If it wasn’t for the spectacle – and that stand-out story – I don’t know if I’d have made it through God of War. Luckily it has enough to gawp at to keep any gamer absolutely hooked. The world building is top notch, with interesting and varied locales as you travel around the different realms, and it’s all rendered beautifully.
The feather in God of War’s cap however is the much lauded ‘one-shot’ camera trick. From its opening moments to the end of all things, God of War’s camera never cuts. It’s a beautiful, mesmerising thing to watch – astounding from a directorial stand point as much as it is a technical achievement. I felt incredibly guilty each time I died and the game had to cut to black, undoing all the hard work of the team at Santa Monica, but even so I was able to appreciate the visual mastery of this approach.

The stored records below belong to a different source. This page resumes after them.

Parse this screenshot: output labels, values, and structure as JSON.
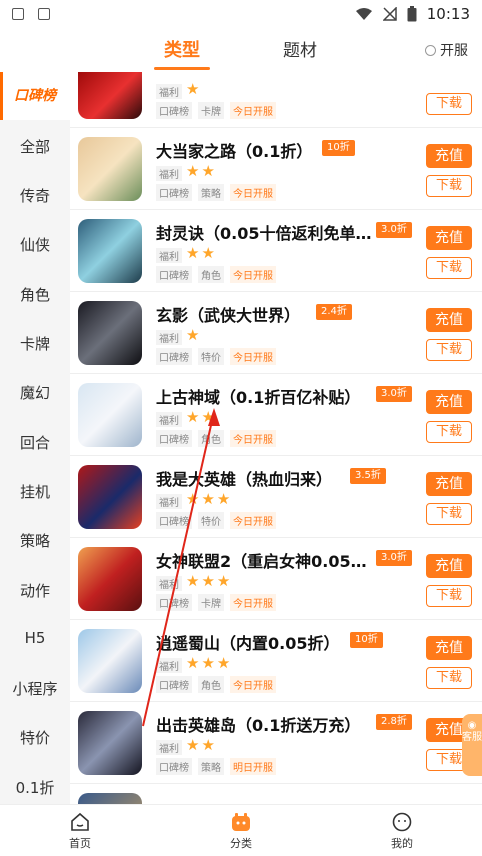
{
  "status": {
    "time": "10:13"
  },
  "tabs": [
    {
      "label": "类型"
    },
    {
      "label": "题材"
    }
  ],
  "open_toggle": "开服",
  "sidebar": [
    {
      "label": "口碑榜"
    },
    {
      "label": "全部"
    },
    {
      "label": "传奇"
    },
    {
      "label": "仙侠"
    },
    {
      "label": "角色"
    },
    {
      "label": "卡牌"
    },
    {
      "label": "魔幻"
    },
    {
      "label": "回合"
    },
    {
      "label": "挂机"
    },
    {
      "label": "策略"
    },
    {
      "label": "动作"
    },
    {
      "label": "H5"
    },
    {
      "label": "小程序"
    },
    {
      "label": "特价"
    },
    {
      "label": "0.1折"
    }
  ],
  "buttons": {
    "charge": "充值",
    "download": "下载"
  },
  "games": [
    {
      "name": "",
      "discount": "",
      "fuli": "福利",
      "stars": "★",
      "tags": [
        "口碑榜",
        "卡牌",
        "今日开服"
      ]
    },
    {
      "name": "大当家之路（0.1折）",
      "discount": "10折",
      "fuli": "福利",
      "stars": "★★",
      "tags": [
        "口碑榜",
        "策略",
        "今日开服"
      ]
    },
    {
      "name": "封灵诀（0.05十倍返利免单…",
      "discount": "3.0折",
      "fuli": "福利",
      "stars": "★★",
      "tags": [
        "口碑榜",
        "角色",
        "今日开服"
      ]
    },
    {
      "name": "玄影（武侠大世界）",
      "discount": "2.4折",
      "fuli": "福利",
      "stars": "★",
      "tags": [
        "口碑榜",
        "特价",
        "今日开服"
      ]
    },
    {
      "name": "上古神域（0.1折百亿补贴）",
      "discount": "3.0折",
      "fuli": "福利",
      "stars": "★★",
      "tags": [
        "口碑榜",
        "角色",
        "今日开服"
      ]
    },
    {
      "name": "我是大英雄（热血归来）",
      "discount": "3.5折",
      "fuli": "福利",
      "stars": "★★★",
      "tags": [
        "口碑榜",
        "特价",
        "今日开服"
      ]
    },
    {
      "name": "女神联盟2（重启女神0.05…",
      "discount": "3.0折",
      "fuli": "福利",
      "stars": "★★★",
      "tags": [
        "口碑榜",
        "卡牌",
        "今日开服"
      ]
    },
    {
      "name": "逍遥蜀山（内置0.05折）",
      "discount": "10折",
      "fuli": "福利",
      "stars": "★★★",
      "tags": [
        "口碑榜",
        "角色",
        "今日开服"
      ]
    },
    {
      "name": "出击英雄岛（0.1折送万充）",
      "discount": "2.8折",
      "fuli": "福利",
      "stars": "★★",
      "tags": [
        "口碑榜",
        "策略",
        "明日开服"
      ]
    }
  ],
  "cs_label": "客服",
  "bottom_nav": [
    {
      "label": "首页"
    },
    {
      "label": "分类"
    },
    {
      "label": "我的"
    }
  ],
  "colors": {
    "accent": "#ff7a1a",
    "annotation": "#e0261a"
  }
}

The sound design – including the aforementioned voice acting – is all brilliant too. There’s a rousing, emotional score that ebbs and flows at all the right moments, and visceral chunky sound effects to accompany every swing of your massive axe.
God of War is a phenomenal accomplishment in video gaming, but all too often it feels like it’s trying to be something it’s not. With a story and world as rich as this I wish Santa Monica had been brave enough to make it a new IP – because a new title aping the Last of Us as emphatically as this game does wouldn’t have been as egregious as a series that predates Naughty Dog’s opus by nearly a decade. It feels weird or childish leveraging complaints such as ‘not angry enough’ or ‘not enough blood and boobs’ at a series that is clearly trying to evolve and mature, but by doing so they’re losing what made God of War so special in the first place. It was an unashamed, white knuckle ride that shocked and wowed at every turn. Objectively, however, this new God of War is a masterpiece most of the time. It can drag – especially because the combat isn’t nearly as complex as it should be – but it delivers an experience that’s well worth giving a go. Just check your expectations at the door – your father’s God of War this is not.